L'essence fruitière est, dès lors, incapable de donner des récoltes saines et abondantes.

La loi de la restitution des éléments exportés du sol par les récoltes des plantes annuelles est admise par tous, sanctionnée par la pratique. Comment comprendre que cette loi souffre des exceptions, qu'elle ne s'applique pas à toutes les plantes et que les arbres fruitiers y échappent ?
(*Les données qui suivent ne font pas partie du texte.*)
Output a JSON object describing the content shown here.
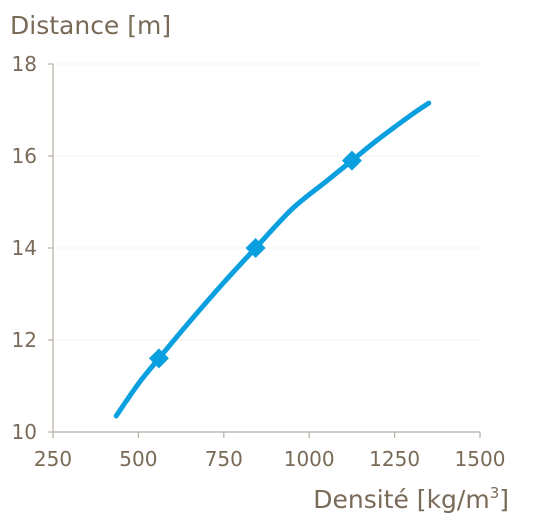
{
  "chart_data": {
    "type": "line",
    "title": "",
    "ylabel": "Distance [m]",
    "xlabel_main": "Densité [kg/m",
    "xlabel_sup": "3",
    "xlabel_end": "]",
    "xlim": [
      250,
      1500
    ],
    "ylim": [
      10,
      18
    ],
    "x_ticks": [
      250,
      500,
      750,
      1000,
      1250,
      1500
    ],
    "x_tick_labels": [
      "250",
      "500",
      "750",
      "1000",
      "1250",
      "1500"
    ],
    "y_ticks": [
      10,
      12,
      14,
      16,
      18
    ],
    "y_tick_labels": [
      "10",
      "12",
      "14",
      "16",
      "18"
    ],
    "grid": "horizontal dotted",
    "series": [
      {
        "color": "#0aa0e0",
        "x": [
          435,
          500,
          560,
          650,
          750,
          843,
          950,
          1050,
          1125,
          1200,
          1300,
          1350
        ],
        "y": [
          10.35,
          11.05,
          11.6,
          12.4,
          13.25,
          14.0,
          14.85,
          15.45,
          15.9,
          16.35,
          16.9,
          17.15
        ],
        "markers": {
          "x": [
            560,
            843,
            1125
          ],
          "y": [
            11.6,
            14.0,
            15.9
          ]
        }
      }
    ],
    "colors": {
      "text": "#7a6a58",
      "axis": "#b8aea4",
      "grid": "#d9d3cd",
      "line": "#0aa0e0"
    }
  }
}
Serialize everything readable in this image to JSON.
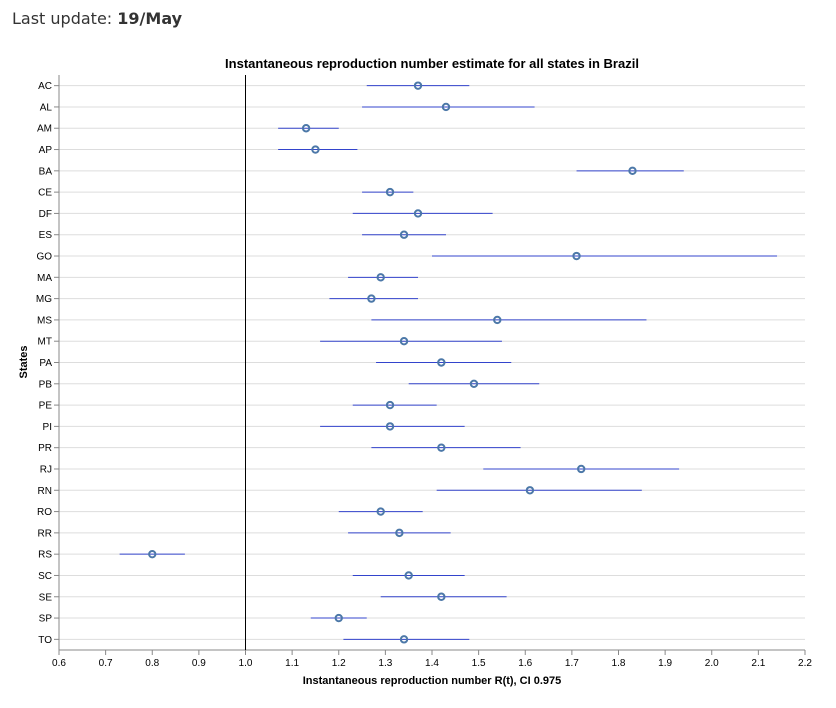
{
  "header": {
    "label": "Last update:",
    "date": "19/May"
  },
  "colors": {
    "mark": "#4c78a8",
    "ci_line": "#3344cc",
    "grid": "#dddddd",
    "axis": "#888888",
    "reference_line": "#000000"
  },
  "chart_data": {
    "type": "scatter",
    "title": "Instantaneous reproduction number estimate for all states in Brazil",
    "xlabel": "Instantaneous reproduction number R(t), CI 0.975",
    "ylabel": "States",
    "xlim": [
      0.6,
      2.2
    ],
    "x_ticks": [
      0.6,
      0.7,
      0.8,
      0.9,
      1.0,
      1.1,
      1.2,
      1.3,
      1.4,
      1.5,
      1.6,
      1.7,
      1.8,
      1.9,
      2.0,
      2.1,
      2.2
    ],
    "x_tick_labels": [
      "0.6",
      "0.7",
      "0.8",
      "0.9",
      "1.0",
      "1.1",
      "1.2",
      "1.3",
      "1.4",
      "1.5",
      "1.6",
      "1.7",
      "1.8",
      "1.9",
      "2.0",
      "2.1",
      "2.2"
    ],
    "reference_x": 1.0,
    "grid": true,
    "points": [
      {
        "state": "AC",
        "value": 1.37,
        "low": 1.26,
        "high": 1.48
      },
      {
        "state": "AL",
        "value": 1.43,
        "low": 1.25,
        "high": 1.62
      },
      {
        "state": "AM",
        "value": 1.13,
        "low": 1.07,
        "high": 1.2
      },
      {
        "state": "AP",
        "value": 1.15,
        "low": 1.07,
        "high": 1.24
      },
      {
        "state": "BA",
        "value": 1.83,
        "low": 1.71,
        "high": 1.94
      },
      {
        "state": "CE",
        "value": 1.31,
        "low": 1.25,
        "high": 1.36
      },
      {
        "state": "DF",
        "value": 1.37,
        "low": 1.23,
        "high": 1.53
      },
      {
        "state": "ES",
        "value": 1.34,
        "low": 1.25,
        "high": 1.43
      },
      {
        "state": "GO",
        "value": 1.71,
        "low": 1.4,
        "high": 2.14
      },
      {
        "state": "MA",
        "value": 1.29,
        "low": 1.22,
        "high": 1.37
      },
      {
        "state": "MG",
        "value": 1.27,
        "low": 1.18,
        "high": 1.37
      },
      {
        "state": "MS",
        "value": 1.54,
        "low": 1.27,
        "high": 1.86
      },
      {
        "state": "MT",
        "value": 1.34,
        "low": 1.16,
        "high": 1.55
      },
      {
        "state": "PA",
        "value": 1.42,
        "low": 1.28,
        "high": 1.57
      },
      {
        "state": "PB",
        "value": 1.49,
        "low": 1.35,
        "high": 1.63
      },
      {
        "state": "PE",
        "value": 1.31,
        "low": 1.23,
        "high": 1.41
      },
      {
        "state": "PI",
        "value": 1.31,
        "low": 1.16,
        "high": 1.47
      },
      {
        "state": "PR",
        "value": 1.42,
        "low": 1.27,
        "high": 1.59
      },
      {
        "state": "RJ",
        "value": 1.72,
        "low": 1.51,
        "high": 1.93
      },
      {
        "state": "RN",
        "value": 1.61,
        "low": 1.41,
        "high": 1.85
      },
      {
        "state": "RO",
        "value": 1.29,
        "low": 1.2,
        "high": 1.38
      },
      {
        "state": "RR",
        "value": 1.33,
        "low": 1.22,
        "high": 1.44
      },
      {
        "state": "RS",
        "value": 0.8,
        "low": 0.73,
        "high": 0.87
      },
      {
        "state": "SC",
        "value": 1.35,
        "low": 1.23,
        "high": 1.47
      },
      {
        "state": "SE",
        "value": 1.42,
        "low": 1.29,
        "high": 1.56
      },
      {
        "state": "SP",
        "value": 1.2,
        "low": 1.14,
        "high": 1.26
      },
      {
        "state": "TO",
        "value": 1.34,
        "low": 1.21,
        "high": 1.48
      }
    ]
  }
}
Par conséquent, une culture fruitière ne peut être maintenue en bon état de production que si on lui apporte annuellement tous les éléments solubles dont elle a besoin pour nourrir et produire une récolte maximum, tout en tenant compte de ceux qui manquent ou qui se trouvent en petite quantité dans le sol.

Améliorations des terres par les amendements.

— En arboriculture fruitière, on ne se préoccupe pas assez de l'importance d'améliorer la nature physique et les propriétés chimiques des sols par les amendements.

Cette négligence explique pourquoi les plantations sont si disparates dans leur végétation, leur fructification et leur durée.

Acidité des terres.

— L'absence de chaux fait de l'argile et de l'humus de la véritable colle. La terre devient difficile à travailler et imperméable à l'eau et à l'air ; les racines dans ce milieu sont asphyxiées. Ceci explique pourquoi les sols acides se ressuient difficilement après les pluies ; ils restent plus longtemps que les autres inaccessibles aux instruments aratoires.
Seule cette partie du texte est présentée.